When I read about it a year or so back, It changed the way I looked at data and the world. So a small post around the same.
What is it?
Regression to the mean is a common statistical phenomenon that can influence or misguide us when we observe the world. Learning to recognize when it is at play can help us avoid seeing patterns that don’t exist.
In technical terms, it describes how a random variable that is outside the normal eventually tends to return to the normal or that “extreme” outcomes tend to be followed by more “normal” ones.
In its simplest form, this means that everything eventually balances out; periods of success or high will be followed by periods of failures or lows such that overall, everything will even out.
Why does it happen?
Most often it occurs due to sampling error. A good sampling technique is to randomly sample from the whole population. In asymmetrical sampling, the results may be abnormally high or low for the average and eventually would regress back to the mean. This phenomenon will not be noticed if the sample size is large enough.

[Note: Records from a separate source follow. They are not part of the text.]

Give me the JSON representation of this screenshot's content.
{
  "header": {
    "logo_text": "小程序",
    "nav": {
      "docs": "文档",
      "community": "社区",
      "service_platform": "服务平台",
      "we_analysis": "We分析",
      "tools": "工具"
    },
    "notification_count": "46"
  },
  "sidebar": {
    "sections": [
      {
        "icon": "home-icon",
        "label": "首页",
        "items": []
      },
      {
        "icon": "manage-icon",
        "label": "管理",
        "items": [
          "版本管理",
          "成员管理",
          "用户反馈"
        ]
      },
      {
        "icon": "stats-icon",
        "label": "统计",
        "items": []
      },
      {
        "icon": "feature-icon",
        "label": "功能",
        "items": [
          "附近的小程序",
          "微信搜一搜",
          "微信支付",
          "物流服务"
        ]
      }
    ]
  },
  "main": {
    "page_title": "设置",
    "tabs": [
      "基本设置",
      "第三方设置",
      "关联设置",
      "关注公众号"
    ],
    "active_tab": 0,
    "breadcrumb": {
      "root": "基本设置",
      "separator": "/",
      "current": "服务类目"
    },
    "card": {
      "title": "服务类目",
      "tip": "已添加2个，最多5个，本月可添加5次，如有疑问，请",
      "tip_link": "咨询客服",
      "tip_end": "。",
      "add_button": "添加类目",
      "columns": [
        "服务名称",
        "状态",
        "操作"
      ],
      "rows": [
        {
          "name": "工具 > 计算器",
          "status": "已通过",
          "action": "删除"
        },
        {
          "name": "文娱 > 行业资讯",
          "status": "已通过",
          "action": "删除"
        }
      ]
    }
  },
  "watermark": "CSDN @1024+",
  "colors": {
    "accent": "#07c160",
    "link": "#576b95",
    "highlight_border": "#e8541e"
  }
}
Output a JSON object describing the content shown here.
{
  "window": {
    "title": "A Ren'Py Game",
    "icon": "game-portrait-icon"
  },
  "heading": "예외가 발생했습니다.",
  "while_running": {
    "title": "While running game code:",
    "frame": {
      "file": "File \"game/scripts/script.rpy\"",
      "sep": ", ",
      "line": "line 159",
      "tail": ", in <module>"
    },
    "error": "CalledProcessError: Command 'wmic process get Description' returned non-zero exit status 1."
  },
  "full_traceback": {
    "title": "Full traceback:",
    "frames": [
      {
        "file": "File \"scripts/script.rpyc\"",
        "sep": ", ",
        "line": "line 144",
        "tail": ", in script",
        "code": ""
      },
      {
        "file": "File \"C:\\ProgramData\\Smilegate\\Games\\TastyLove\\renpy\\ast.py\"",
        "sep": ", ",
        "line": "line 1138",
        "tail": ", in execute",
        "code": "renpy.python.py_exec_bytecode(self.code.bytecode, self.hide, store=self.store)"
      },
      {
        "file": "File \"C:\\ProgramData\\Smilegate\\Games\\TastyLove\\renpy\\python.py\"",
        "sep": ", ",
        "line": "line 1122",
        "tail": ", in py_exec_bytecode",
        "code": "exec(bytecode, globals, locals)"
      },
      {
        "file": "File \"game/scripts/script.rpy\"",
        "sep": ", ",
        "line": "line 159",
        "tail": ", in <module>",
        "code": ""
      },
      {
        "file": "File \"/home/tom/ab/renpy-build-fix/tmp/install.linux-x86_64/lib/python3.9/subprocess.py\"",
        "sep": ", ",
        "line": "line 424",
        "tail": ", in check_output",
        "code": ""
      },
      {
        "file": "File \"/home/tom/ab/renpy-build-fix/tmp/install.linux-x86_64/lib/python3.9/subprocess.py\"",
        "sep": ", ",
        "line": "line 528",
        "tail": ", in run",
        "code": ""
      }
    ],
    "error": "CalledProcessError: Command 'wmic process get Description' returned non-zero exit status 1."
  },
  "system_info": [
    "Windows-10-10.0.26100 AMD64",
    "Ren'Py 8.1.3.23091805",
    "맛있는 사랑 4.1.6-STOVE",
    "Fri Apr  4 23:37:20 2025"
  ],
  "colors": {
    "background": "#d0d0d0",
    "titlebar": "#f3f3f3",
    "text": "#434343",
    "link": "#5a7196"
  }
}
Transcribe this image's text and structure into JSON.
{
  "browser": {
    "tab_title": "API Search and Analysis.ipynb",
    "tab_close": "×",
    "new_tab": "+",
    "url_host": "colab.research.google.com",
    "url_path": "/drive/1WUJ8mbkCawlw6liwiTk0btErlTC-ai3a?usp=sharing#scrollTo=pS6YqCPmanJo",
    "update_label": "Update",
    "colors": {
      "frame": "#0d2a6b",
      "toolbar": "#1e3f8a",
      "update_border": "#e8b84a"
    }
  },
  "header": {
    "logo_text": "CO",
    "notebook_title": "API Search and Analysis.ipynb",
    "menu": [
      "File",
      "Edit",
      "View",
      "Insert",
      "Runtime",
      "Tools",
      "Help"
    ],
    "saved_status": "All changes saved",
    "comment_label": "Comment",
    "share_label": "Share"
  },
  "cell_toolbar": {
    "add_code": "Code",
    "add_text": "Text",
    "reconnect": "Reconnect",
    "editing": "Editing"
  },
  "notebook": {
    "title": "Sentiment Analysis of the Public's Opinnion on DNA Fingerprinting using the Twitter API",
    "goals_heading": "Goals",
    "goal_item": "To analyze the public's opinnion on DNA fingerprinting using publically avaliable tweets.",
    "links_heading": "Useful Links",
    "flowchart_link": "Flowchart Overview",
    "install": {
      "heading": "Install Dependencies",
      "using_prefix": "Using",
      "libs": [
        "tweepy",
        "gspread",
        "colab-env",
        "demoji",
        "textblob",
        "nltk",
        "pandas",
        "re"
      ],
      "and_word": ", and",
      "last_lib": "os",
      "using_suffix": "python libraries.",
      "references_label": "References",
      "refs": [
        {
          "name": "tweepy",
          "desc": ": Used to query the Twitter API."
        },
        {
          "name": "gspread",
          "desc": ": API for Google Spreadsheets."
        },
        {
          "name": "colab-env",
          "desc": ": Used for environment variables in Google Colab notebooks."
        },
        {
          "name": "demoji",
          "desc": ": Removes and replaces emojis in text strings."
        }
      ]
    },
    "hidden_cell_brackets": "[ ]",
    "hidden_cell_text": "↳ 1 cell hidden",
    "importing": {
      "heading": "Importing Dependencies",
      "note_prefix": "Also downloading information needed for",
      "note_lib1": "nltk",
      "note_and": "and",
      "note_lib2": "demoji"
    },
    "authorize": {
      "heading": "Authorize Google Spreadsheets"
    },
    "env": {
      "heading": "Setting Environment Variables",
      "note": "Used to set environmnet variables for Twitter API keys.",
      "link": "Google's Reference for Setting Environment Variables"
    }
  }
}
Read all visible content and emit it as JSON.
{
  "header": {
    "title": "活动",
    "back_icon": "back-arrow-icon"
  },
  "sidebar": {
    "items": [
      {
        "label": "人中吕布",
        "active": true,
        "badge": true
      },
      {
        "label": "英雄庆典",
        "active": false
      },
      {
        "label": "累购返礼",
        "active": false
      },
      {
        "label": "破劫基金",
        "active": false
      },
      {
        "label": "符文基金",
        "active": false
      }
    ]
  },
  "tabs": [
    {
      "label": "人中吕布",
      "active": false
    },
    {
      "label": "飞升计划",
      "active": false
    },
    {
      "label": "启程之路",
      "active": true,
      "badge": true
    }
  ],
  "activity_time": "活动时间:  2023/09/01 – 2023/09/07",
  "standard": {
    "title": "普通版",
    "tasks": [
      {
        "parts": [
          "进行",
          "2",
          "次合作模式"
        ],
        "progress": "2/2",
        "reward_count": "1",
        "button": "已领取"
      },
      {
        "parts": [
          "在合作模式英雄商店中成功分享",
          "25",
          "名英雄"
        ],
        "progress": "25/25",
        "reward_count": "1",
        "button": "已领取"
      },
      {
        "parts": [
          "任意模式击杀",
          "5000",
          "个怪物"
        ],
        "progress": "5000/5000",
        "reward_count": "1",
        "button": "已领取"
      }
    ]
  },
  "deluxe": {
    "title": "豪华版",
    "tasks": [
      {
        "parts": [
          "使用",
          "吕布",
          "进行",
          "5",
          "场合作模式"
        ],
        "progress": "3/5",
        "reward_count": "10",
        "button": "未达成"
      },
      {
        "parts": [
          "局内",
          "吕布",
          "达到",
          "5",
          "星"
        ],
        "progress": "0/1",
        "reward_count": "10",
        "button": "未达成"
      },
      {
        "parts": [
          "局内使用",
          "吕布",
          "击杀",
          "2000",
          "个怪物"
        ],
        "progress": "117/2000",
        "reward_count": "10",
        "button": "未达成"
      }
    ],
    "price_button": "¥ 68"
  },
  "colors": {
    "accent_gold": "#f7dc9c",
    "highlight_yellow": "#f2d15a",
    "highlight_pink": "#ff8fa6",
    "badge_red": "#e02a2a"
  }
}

What does it mean in real life?
I have seen serious implications of this in hiring, performance evaluation, business decisions, and other areas. We can notice this phenomenon in sports, trading and almost every aspect of our life.
We, as humans want to attribute success to talent and not to luck.
Luck plays a large role in every story of success; it is almost always easy to identify a small change in the story that would have turned a remarkable achievement into a mediocre outcome. – Daniel Kahneman
During hiring, We must rely on track records, consistency in past experience rather than the outcome of a specific question during interview. Often Interviews focus on a single data point for skills or criteria for hiring which often leads to insufficient data point for making a hiring decisions.
During assessing the performance of an individual or team, We should assess the performance over the whole year rather than falling prey to recency bias. As we have seen, a single negative or positive performance in recent times does not guarantee the consistent future performance.
This can also be seen in business or product decisions where someone takes directionally motivated decisions and forgets correlation does not imply causation. So in product or business decision, one must question the inferences made and understand the correlation factors.
How can we identify it?
To understand regression to the mean, we must first understand the correlation.
Daniel Kahneman observed a general rule:
Whenever the correlation between two scores is imperfect, there will be regression to the mean.
How to avoid it?
Creating a control group can easily solve it in a product, but one should be careful not to fall prey to directional motivation and should capture sufficiently large data points. The Control group is expected to improve or degrade by regression alone.
But in the case of people’s performance, the only real benchmark that can be used is past performance as a control group is not feasible. This makes the effects of regression to be difficult or impossible to deduce. So observe and assess people over a longer period over multiple tasks or projects.
To conclude, if there is one statistical concept which everyone should be aware of, I feel it should be regression to mean. The most important aspect of regression is learning the importance of track records rather than relying on one-off success stories. Knowing about regression to mean in itself is a good step to understand luck vs performance.